“When a relationship dies do we ever really give up the ghost or are we forever haunted by the spirits of relationships past?” ~Carrie Bradshaw
I woke up this morning with the song “Remember the Tin Man” by Tracy Chapman replaying over and over in my head. Why I can’t exactly say, but the words replayed vividly over and over forcing me to sing them aloud,
“Who stole your heart?
The smile from your face
The innocence the light from your eyes
Who stole your heart or did you give it away
And if so then when and why?”
A short time ago I had a conversation with a friend in regards to being heartbroken, we talked about the pain that one feels when they suffer a loss of love, be it a break-up or the passing of someone dear. Although metaphorical, heartbreak is a serious condition in which it takes time to recover from. While the pain we feel from the death of a loved one is a pain that is inevitable, one that we can not escape no matter how hard we try, death will always be heart breaking. The day death no loner phases you is the day you need to check your pulse because you may be dead yourself.

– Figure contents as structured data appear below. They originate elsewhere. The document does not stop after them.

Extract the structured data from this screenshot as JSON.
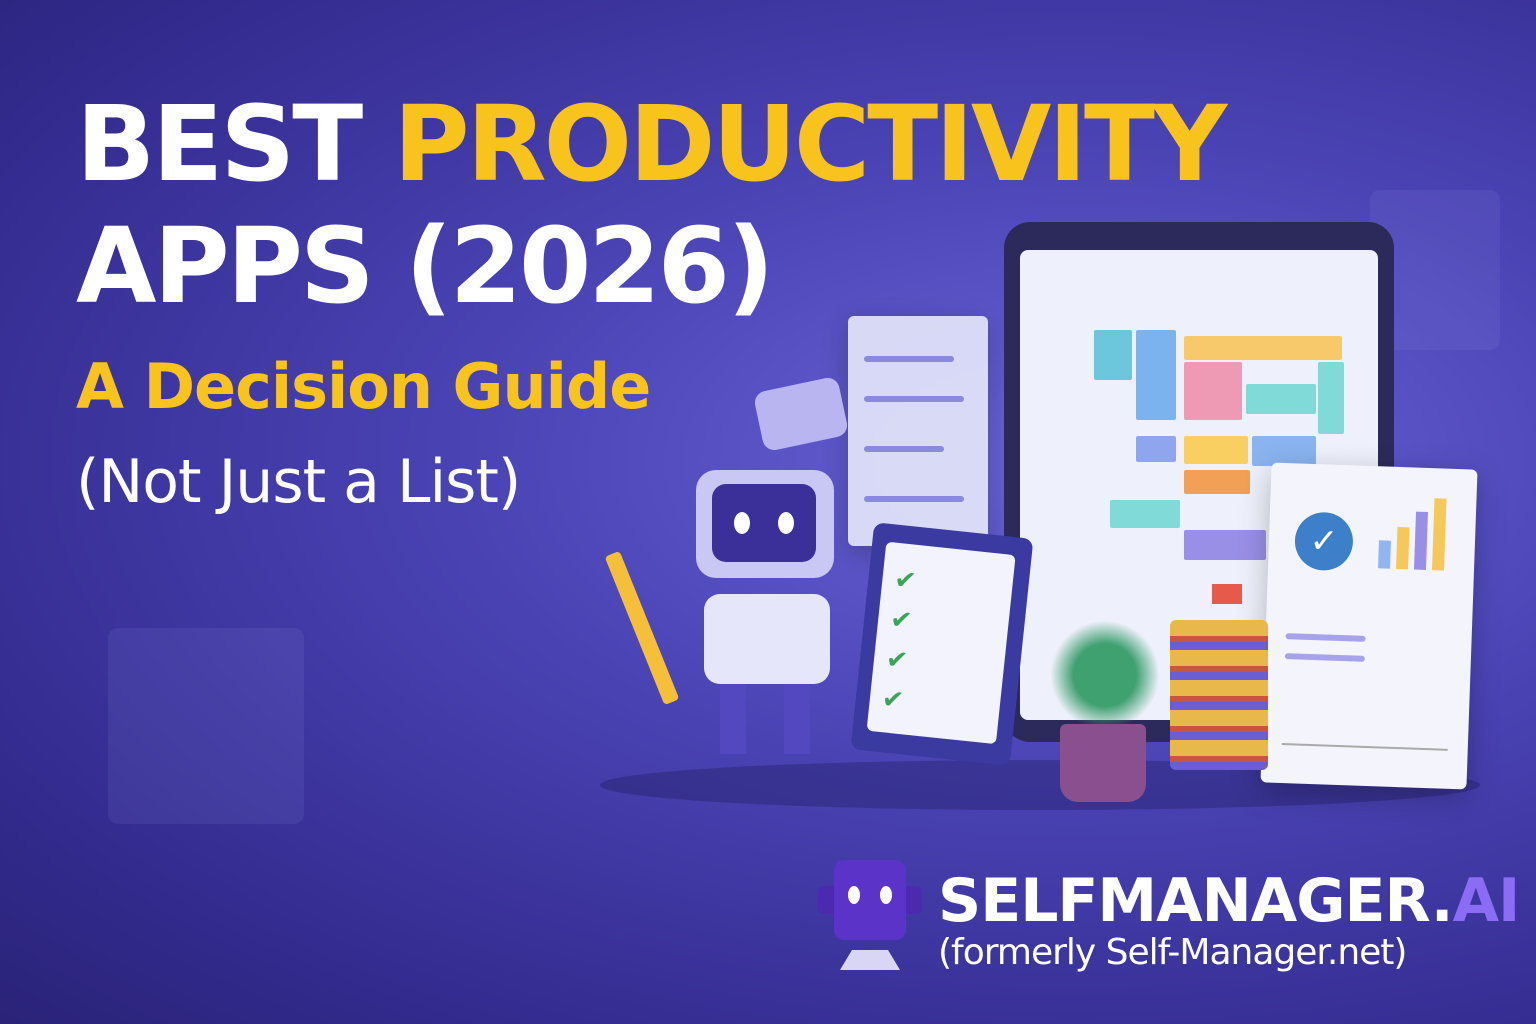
{
  "headline": {
    "line1_white": "BEST",
    "line1_yellow": "PRODUCTIVITY",
    "line2": "APPS (2026)",
    "subtitle": "A Decision Guide",
    "tagline": "(Not Just a List)"
  },
  "brand": {
    "name_main": "SELFMANAGER.",
    "name_accent": "AI",
    "former": "(formerly Self-Manager.net)"
  },
  "colors": {
    "background": "#3f37a6",
    "highlight_yellow": "#f7c31c",
    "accent_purple": "#8b6cf5",
    "text_white": "#ffffff"
  },
  "icons": [
    "robot-mascot",
    "clipboard-checklist",
    "tablet-calendar",
    "report-chart",
    "plant",
    "books-flag",
    "chat-bubble"
  ]
}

The loss of a relationship on the other hand is something different entirely. After so long and the suffering of so many blows to the heart you would think that it would stop working. Granted not all people go through trials and tribulations in their love life, but the truth is most of us do. After so long you along with your heart becomes worn, tired and less functional (metaphorically speaking), in the end your heart still beats but it is damaged. So the question becomes is it better to be heartless than it is to have a heart and be vulnerable to heartbreak? Over the years it has become evident to me that while my heart beats it no longer feels. There are many things that I am compassionate about, my love for youth, and writing and my son and family, but outside of that I like Dr. Suess’ Grinch have a heart that just may be two sizes too small. Granted this is not exactly the best way to go through life, especially when you want to someday become a wife. (Go figure) I can admit that I have done my share of wrongs to aid in my heartbreak, which is another reason why I have become complacent with being mean and cruel, if it means I don’t get hurt. There is a down side to being heartless though, other people get hurt by your sharp tongue and nonchalant treatment of their feelings. A true heartless person has little to no regard for the feelings of others nor their perception of them, I on the other hand do. (Most times it’s not until I have lashed out and spit fire to those I hold dear.) A lot of women can relate to building a wall to protect her heart from being broken again, the pain of a broken relationship is often times too unbearable to put on repeat. There is no band-aid big enough to cover a hole in the heart, only time can mend those wounds.